Dearly beloved programming community:

We are gathered here today in remembrance of a former titan in the great journey of a startup’s life: the prototype.

That’s right — prototypes are dead. So are MVPs, actually (at least, the kind most people think of).

Today, we recognize their passage into obscurity and celebrate a new, better way to build products that has arisen in their place. 

The prototyping pitfall

Let us take a moment to remember all the value that prototypes and MVPs once gave us.

The purpose of a prototype was to have something to put in front of potential customers to validate a product concept and see if the startup’s business idea was viable. They usually didn’t have any or much real functionality at all — just glorified mockups, if you will.

From there, prototypes typically became MVPs — minimum viable products — rudimentary but functional versions of the product with the bare minimum number of features needed to drive the next round of user research and business insights. Once enough of those insights were collected, the product could be built “for real.”

This has long been the way most startups begin their lives. The problem is, this cycle has become the entrepreneur’s Sisyphean task. 

That’s because prototypes and MVPs are traditionally designed to be thrown away. All that work, flushed down the drain. All that time spent learning how to use the tools, lost forever. 

But…when do you throw it away? How can you bear the heartbreak of putting that beautiful prototype on a shelf to gather dust for eternity? And how many insights are enough before you’re ready to halt everything, evaluate robust, scalable platforms, and toss your MVP in the bin? When will it be “safe” — much less financially viable — for you to stop iterating, stop serving your earliest customers, and divert your resources into a full rebuild? 

Just as Sisyphus pushed that boulder up the hill again and again just for it to roll back down, entrepreneurs get caught in a never ending loop of user testing, tweaking, testing, and tweaking. Before you know it, they have an MVP held together by paper clips and rubber bands and no clear path forward.

Modern entrepreneurs know there’s a better way

When it comes to programming, nobody knows better than the no-code community that the way things have always been done probably isn’t the best way to do them anymore.

Galvanized by new technology that allows you to take a product from concept all the way to full-fledged, scaled enterprise operation without having to rebuild from scratch — aka Bubble — founders everywhere are ditching the idea of a prototype and simply … building their apps.
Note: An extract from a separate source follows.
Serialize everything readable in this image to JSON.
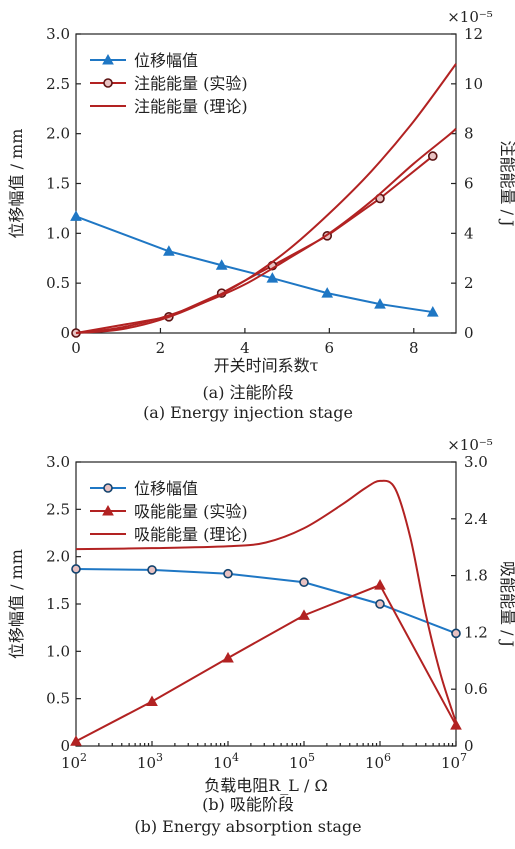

As Eleanor Jacobs, founder of holistic long-term planning app Familial, put it: “Our developer had named something ‘Familial MVP,’ and I said, ‘It’s not that. It’s Familial V1.’ That’s a really big difference in mindset.”

Hear, hear.

In today’s fast-paced world, every company is a tech company, and nobody has the time — or resources — to waste building something that won’t get used.

But a good entrepreneur also knows that you never launch plan A. Philip Lakin, co-founder and CEO of NoCodeOps recently told us, “I’ve talked countless founders off the path of either hiring a CTO, giving up on the company, or paying $100,000 up front to build their idea, because I’d argue that you don’t even know what your problem is yet. Your job as founder is to find out the cheapest, most effective way possible to find out if people really care.”

Bubble is that fast, efficient, effective way — quite literally buying you time. Just read any of our customer stories for examples of founders who built fully realized products in weeks, not years, and usually with their own two hands. In fact, Bubble apps that accumulate more than 100,000 users hit that number less than five months after they launch.

But testing and iterating doesn’t stop once you “officially” launch, or when you finally decide to “build it for real.” Which is why more and more founders are turning to Bubble to build and evolve and scale their product all the way from prototype to IPO on the same platform.

Plus, for founders who plan to raise funding, having a fully functional product when they approach potential investors or partners gives them a huge edge. Try this out in those pitch meetings: “We have a product concept, we built it in three months, and we already have paying customers.” And then follow that up with: “Oh, and we have a roadmap to build out these key features our users have asked us for in the next six months, in house.”

The ultimate mindset shift is here

Goodbye, prototypes, and thank you for your service. Hello, V1.